After 8 hours in the emergency room that included; being unable to remember my last name and phone number, receiving 4 liters of iced saline to bring down my 102 temperature, and experiencing diarrhea that made a medical professional say, “Oh boy,” the doctor said that I was stable enough to be released to my very worried wife. Since I couldn’t remember my phone number and forgot to fill out my emergency contact info on my running bib (Always fill that out BTW), she was never called. She had to call St. Johns Hospital with a line that you only hear in movies, “I’m looking for my husband.”
Before I was released however, I had to demonstrate to the doctor that I was able to walk on my own.
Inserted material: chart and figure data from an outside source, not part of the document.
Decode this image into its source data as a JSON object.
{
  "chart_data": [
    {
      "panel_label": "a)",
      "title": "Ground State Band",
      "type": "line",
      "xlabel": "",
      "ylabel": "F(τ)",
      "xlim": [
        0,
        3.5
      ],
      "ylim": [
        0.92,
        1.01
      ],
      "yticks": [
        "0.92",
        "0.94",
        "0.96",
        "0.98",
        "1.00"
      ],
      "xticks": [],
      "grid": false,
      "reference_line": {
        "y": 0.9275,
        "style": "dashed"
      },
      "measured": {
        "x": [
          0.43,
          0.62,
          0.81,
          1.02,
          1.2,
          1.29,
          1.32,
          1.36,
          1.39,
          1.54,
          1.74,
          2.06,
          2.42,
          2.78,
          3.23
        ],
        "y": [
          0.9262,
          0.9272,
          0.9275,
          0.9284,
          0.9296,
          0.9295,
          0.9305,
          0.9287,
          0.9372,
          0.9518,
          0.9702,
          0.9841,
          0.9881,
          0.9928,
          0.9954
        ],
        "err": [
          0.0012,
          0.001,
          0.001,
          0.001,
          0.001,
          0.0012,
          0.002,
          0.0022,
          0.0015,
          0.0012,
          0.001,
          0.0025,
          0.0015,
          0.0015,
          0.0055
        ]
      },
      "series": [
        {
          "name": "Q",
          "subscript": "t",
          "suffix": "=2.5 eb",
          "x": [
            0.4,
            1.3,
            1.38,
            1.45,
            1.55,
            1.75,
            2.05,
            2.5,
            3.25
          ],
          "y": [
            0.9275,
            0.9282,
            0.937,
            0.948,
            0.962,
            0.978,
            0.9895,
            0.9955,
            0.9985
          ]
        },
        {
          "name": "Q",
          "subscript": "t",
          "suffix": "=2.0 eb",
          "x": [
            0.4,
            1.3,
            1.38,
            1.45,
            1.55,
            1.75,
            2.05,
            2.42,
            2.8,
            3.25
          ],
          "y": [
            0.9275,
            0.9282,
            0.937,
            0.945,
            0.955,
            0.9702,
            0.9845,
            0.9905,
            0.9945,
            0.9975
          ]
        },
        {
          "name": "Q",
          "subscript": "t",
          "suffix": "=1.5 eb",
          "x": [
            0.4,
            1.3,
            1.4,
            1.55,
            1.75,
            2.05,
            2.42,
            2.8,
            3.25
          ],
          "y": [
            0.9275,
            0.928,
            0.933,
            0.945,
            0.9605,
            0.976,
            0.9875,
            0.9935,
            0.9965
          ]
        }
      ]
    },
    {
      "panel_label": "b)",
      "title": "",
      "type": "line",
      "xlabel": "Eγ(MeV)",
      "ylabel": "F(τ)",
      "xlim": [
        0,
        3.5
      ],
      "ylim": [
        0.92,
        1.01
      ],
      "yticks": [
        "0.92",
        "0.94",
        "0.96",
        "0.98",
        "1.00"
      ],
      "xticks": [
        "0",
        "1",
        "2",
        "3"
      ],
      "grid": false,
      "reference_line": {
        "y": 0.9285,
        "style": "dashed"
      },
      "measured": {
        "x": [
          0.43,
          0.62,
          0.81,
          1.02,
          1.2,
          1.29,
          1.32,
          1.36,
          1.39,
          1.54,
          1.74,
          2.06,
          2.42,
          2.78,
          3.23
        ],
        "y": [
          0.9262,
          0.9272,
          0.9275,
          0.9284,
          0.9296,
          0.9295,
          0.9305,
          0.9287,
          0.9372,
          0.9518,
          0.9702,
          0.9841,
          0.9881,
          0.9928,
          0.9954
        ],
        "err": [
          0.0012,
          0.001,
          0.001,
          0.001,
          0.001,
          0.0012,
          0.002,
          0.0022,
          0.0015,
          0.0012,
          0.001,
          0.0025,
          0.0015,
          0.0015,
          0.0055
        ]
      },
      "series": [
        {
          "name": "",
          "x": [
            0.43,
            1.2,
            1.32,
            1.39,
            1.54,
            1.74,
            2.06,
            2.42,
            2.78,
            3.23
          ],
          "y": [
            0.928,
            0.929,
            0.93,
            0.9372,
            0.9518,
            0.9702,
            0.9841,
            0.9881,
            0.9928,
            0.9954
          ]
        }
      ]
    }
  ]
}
Unfortunately after running 25 miles and immediately lying on my back for 8 hours, I had the legs of a newborn colt. The first few laps up and down the hallway, I used the rolling stand from my IV for support and felt like Bambi on a frozen pond. After a few laps however, my legs began to loosen up and I could actually use my free hand to shoot the hospital staff a finger pistol.
I always want to do stuff. I don’t ever want to be the kind of person that thinks that something is impossible or not worth trying. I encourage everyone to have the same mindset. Life is short, go out there and get it. If I could offer you one piece of advice however, I would say actively avoid having a heat stroke, blacking out and waking up in the back of an ambulance convinced that you’re being kidnapped. Food for thought.
Full disclosure, I’m planning on doing the marathon again next year.